Christl and her Italian costume department team had just shy of 10 weeks to weave, dye and stitch the entire wardrobe while also making crosses and rings and doing fittings. “It was long working nights, not much sleep, long working days, not many weekends,” she says. “I was so embraced by the Italian costume crew. It’s not every day you have the chance to do something like this.” 

Cross dressing:  Creating the religious bling

Bespoke jewellery was created for the principal cast members including John Lithgow

Source: Phillipe Antonello / Focus Features

Bespoke jewellery was created for the principal cast members including John Lithgow

Costume designer Lisy Christl created bespoke jewellery and crosses for all the principal cast members — including Ralph Fiennes, Stanley Tucci, John Lithgow and Isabella Rossellini — and each item was informed by the character’s traits to subtly add to the on-screen portrayal.

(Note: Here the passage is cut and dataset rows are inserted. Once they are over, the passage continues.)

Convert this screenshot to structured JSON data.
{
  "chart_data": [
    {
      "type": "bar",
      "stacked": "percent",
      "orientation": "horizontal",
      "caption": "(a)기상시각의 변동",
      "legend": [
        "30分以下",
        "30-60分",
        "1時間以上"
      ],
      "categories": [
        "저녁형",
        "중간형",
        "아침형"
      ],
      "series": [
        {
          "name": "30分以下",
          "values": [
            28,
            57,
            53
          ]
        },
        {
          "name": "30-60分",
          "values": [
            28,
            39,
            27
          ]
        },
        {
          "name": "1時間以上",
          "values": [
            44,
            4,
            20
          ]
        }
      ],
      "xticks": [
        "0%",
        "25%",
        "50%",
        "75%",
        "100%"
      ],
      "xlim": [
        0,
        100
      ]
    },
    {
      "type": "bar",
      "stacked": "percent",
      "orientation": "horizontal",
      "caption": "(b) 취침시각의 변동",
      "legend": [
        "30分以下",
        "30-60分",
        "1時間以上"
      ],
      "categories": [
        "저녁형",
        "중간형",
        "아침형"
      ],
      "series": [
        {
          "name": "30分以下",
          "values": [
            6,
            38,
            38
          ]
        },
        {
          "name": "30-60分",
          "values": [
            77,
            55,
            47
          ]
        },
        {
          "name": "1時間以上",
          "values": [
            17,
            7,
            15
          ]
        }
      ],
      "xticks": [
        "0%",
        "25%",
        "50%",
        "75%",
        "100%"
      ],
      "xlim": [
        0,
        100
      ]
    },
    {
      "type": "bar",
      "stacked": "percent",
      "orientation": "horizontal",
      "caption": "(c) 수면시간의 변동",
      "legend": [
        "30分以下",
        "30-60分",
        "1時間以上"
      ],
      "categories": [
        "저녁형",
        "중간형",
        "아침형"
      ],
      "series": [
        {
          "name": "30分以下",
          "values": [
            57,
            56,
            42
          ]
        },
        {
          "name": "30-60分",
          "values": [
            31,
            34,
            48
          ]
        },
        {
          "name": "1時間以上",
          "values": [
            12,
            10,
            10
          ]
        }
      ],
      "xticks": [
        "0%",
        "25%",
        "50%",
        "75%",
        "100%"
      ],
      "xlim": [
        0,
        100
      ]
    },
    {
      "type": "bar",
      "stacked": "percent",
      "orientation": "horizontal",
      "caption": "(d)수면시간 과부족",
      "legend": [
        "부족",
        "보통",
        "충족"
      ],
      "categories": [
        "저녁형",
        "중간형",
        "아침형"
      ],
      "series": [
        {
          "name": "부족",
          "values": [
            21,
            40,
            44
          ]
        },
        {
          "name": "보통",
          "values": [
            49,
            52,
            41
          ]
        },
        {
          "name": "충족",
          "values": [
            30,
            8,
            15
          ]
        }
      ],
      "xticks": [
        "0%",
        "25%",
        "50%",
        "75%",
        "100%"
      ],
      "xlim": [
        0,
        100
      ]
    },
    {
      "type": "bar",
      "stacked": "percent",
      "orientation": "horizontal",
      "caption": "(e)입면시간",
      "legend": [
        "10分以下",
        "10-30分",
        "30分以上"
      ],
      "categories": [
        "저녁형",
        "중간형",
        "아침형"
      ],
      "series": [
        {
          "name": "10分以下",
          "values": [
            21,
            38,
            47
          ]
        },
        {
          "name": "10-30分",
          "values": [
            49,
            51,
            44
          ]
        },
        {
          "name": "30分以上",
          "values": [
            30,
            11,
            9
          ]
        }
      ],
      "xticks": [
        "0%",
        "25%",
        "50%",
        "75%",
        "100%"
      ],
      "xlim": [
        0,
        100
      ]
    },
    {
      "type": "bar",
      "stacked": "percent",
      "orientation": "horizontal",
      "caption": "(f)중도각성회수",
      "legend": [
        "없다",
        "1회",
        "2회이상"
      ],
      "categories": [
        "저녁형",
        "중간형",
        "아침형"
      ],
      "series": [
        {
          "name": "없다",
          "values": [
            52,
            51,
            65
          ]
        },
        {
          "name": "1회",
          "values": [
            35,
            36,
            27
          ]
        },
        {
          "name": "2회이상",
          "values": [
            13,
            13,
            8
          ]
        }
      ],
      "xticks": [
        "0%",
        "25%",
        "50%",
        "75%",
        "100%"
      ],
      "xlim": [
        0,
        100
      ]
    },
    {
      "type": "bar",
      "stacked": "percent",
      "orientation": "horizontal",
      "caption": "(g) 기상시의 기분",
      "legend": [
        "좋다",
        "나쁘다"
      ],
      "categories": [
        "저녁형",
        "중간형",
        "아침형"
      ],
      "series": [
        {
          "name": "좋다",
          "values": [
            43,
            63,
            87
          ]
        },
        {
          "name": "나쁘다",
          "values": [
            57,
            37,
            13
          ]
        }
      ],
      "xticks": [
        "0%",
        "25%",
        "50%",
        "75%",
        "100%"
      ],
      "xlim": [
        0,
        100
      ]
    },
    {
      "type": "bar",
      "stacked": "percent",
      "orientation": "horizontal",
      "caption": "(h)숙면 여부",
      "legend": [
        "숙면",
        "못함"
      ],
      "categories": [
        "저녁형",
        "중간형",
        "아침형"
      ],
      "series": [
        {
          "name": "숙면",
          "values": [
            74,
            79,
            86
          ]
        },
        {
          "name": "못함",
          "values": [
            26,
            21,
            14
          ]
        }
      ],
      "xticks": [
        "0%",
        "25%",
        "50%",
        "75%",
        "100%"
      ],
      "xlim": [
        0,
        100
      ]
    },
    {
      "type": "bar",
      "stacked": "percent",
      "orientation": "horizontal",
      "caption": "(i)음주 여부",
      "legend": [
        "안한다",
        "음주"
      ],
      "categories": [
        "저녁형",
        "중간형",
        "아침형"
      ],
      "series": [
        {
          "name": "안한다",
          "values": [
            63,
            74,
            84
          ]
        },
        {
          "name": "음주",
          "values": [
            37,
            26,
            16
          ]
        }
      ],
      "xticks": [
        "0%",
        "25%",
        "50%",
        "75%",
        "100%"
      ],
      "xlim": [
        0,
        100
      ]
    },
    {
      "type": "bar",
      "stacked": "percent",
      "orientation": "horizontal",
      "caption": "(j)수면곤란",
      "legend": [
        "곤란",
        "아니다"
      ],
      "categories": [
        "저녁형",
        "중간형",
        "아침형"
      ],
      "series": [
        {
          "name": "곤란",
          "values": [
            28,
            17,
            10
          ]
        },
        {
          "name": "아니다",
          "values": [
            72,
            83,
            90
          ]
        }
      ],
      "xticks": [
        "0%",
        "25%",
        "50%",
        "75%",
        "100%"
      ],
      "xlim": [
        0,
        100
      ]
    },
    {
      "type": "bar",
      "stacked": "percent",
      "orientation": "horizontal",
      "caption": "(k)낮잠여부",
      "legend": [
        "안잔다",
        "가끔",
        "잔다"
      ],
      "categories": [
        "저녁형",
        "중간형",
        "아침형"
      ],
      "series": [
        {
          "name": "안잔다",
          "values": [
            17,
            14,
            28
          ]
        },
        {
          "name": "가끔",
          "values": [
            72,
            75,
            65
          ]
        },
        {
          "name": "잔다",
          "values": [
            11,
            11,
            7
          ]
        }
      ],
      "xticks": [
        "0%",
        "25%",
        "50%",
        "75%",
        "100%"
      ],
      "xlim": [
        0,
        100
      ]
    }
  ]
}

“Sometimes when we start the process, we don’t know who is going to be the lead actor. In this case I knew early on that Ralph, Stanley, John and Isabella were all going to be a part of Conclave,” says Christl.

She sent sketches to the main cast members, including several crucifix designs to Fiennes from which to choose for his Cardinal Lawrence portrayal. Every cross, cufflink and ring worn by Lawrence was picked by the actor.

“We worked with this beautiful jewellery maker from Florence,” says Christl. “It’s a third-generation family enterprise I was introduced to by our Italian costume supervisor.”

The Florence-based jeweller ended up making every item of jewellery in the movie. “It’s not that difficult to learn about the symbols,” says Christl. “But knowing how you can bring all this together — and to individualise, at least for our main cast, exactly what fits to their inside out, their personality, their characters — is key.”